At this point, Daly said he feels that the track in South Korea where he will square off against veteran sliders, including his longtime friend and teammate Matt Antoine, plays to his strengths. Latour said the American team is in a similar position preparing for South Korea as it was going into Sochi.

“We had a test of it last year in the World Cup,” the coach said. “The results were similar to what we had [in 2014].”

Latour said it sometimes helps to walk away for a few years and come back refreshed. He highlighted Daly’s experience as an asset in preparation for the 2018 games.

“He has nothing to lose,” said Latour, who appreciates how Daly’s comedic side helps steady his teammates during competition.

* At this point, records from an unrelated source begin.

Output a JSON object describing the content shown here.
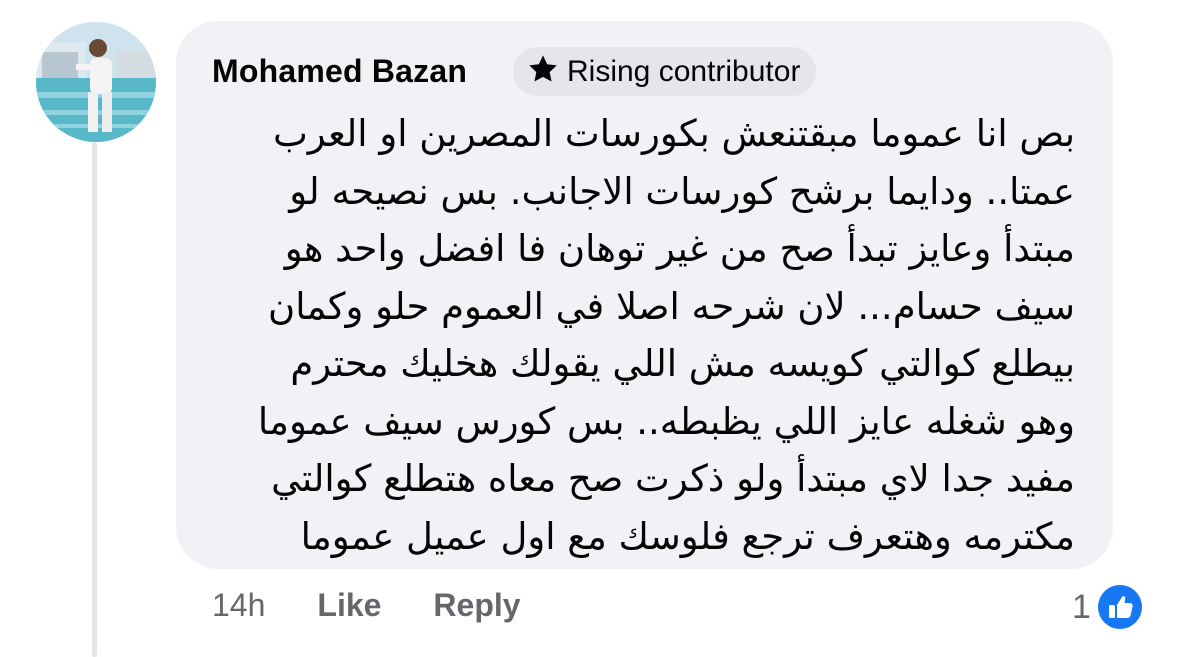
{
  "comment": {
    "author": "Mohamed Bazan",
    "badge": {
      "icon": "star-icon",
      "label": "Rising contributor"
    },
    "lines": [
      "بص انا عموما مبقتنعش بكورسات المصرين او العرب",
      "عمتا..  ودايما برشح كورسات الاجانب. بس نصيحه لو",
      "مبتدأ وعايز تبدأ صح من غير توهان فا افضل واحد هو",
      "سيف حسام... لان شرحه اصلا في العموم حلو وكمان",
      "بيطلع كوالتي كويسه مش اللي يقولك هخليك محترم",
      "وهو شغله عايز اللي يظبطه.. بس كورس سيف عموما",
      "مفيد جدا لاي مبتدأ ولو ذكرت صح معاه هتطلع كوالتي",
      "مكترمه وهتعرف ترجع فلوسك مع اول عميل عموما"
    ]
  },
  "actions": {
    "time": "14h",
    "like_label": "Like",
    "reply_label": "Reply"
  },
  "reactions": {
    "count": "1",
    "icon": "like-thumb-icon",
    "color": "#1877f2"
  }
}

He said Daly has the same energy he had before he left the race. “It’s great to have him around.”

John Daly, with father James, has had a successful season leading up to the Olympics in North Korea, grabbing gold in Lake Placid last year. Photo from John Daly

Daly said he’s proud to represent the United States. After he retired, he went to the gym, where he’d see people wearing sweatshirts emblazoned with the names of the colleges they’d attended. His sweatshirts read “USA.”

“That USA represents every college,” said Daly. “It’s a good feeling to wear it.”

At the South Korea games, Daly will be without teammate and friend Steve Holcomb, who died last year at 37. Holcomb’s story, including a recovery from an eye disease that made him nearly blind to a gold medal-winning driver of the celebrated Night Train sled, inspired people around the world, as well as his teammates.

As with his fellow bobsled and skeleton racers, Daly will be flying down the mountain in a suit that has Holcomb’s initials on it.

Daly will spend a next few weeks preparing for one more chance in the Olympics.

During the training to get back, Daly said his body and his mind demanded to know why he’s going through this work again.

He told himself: “I’m here to finish my career off the way I’d like.”

Bennarda Daly, who will attend the Olympics with her husband, said the South Korea Olympics will give her son something he didn’t get from the games in Russia.

“In South Korea,” she said, “he will finally get closure.”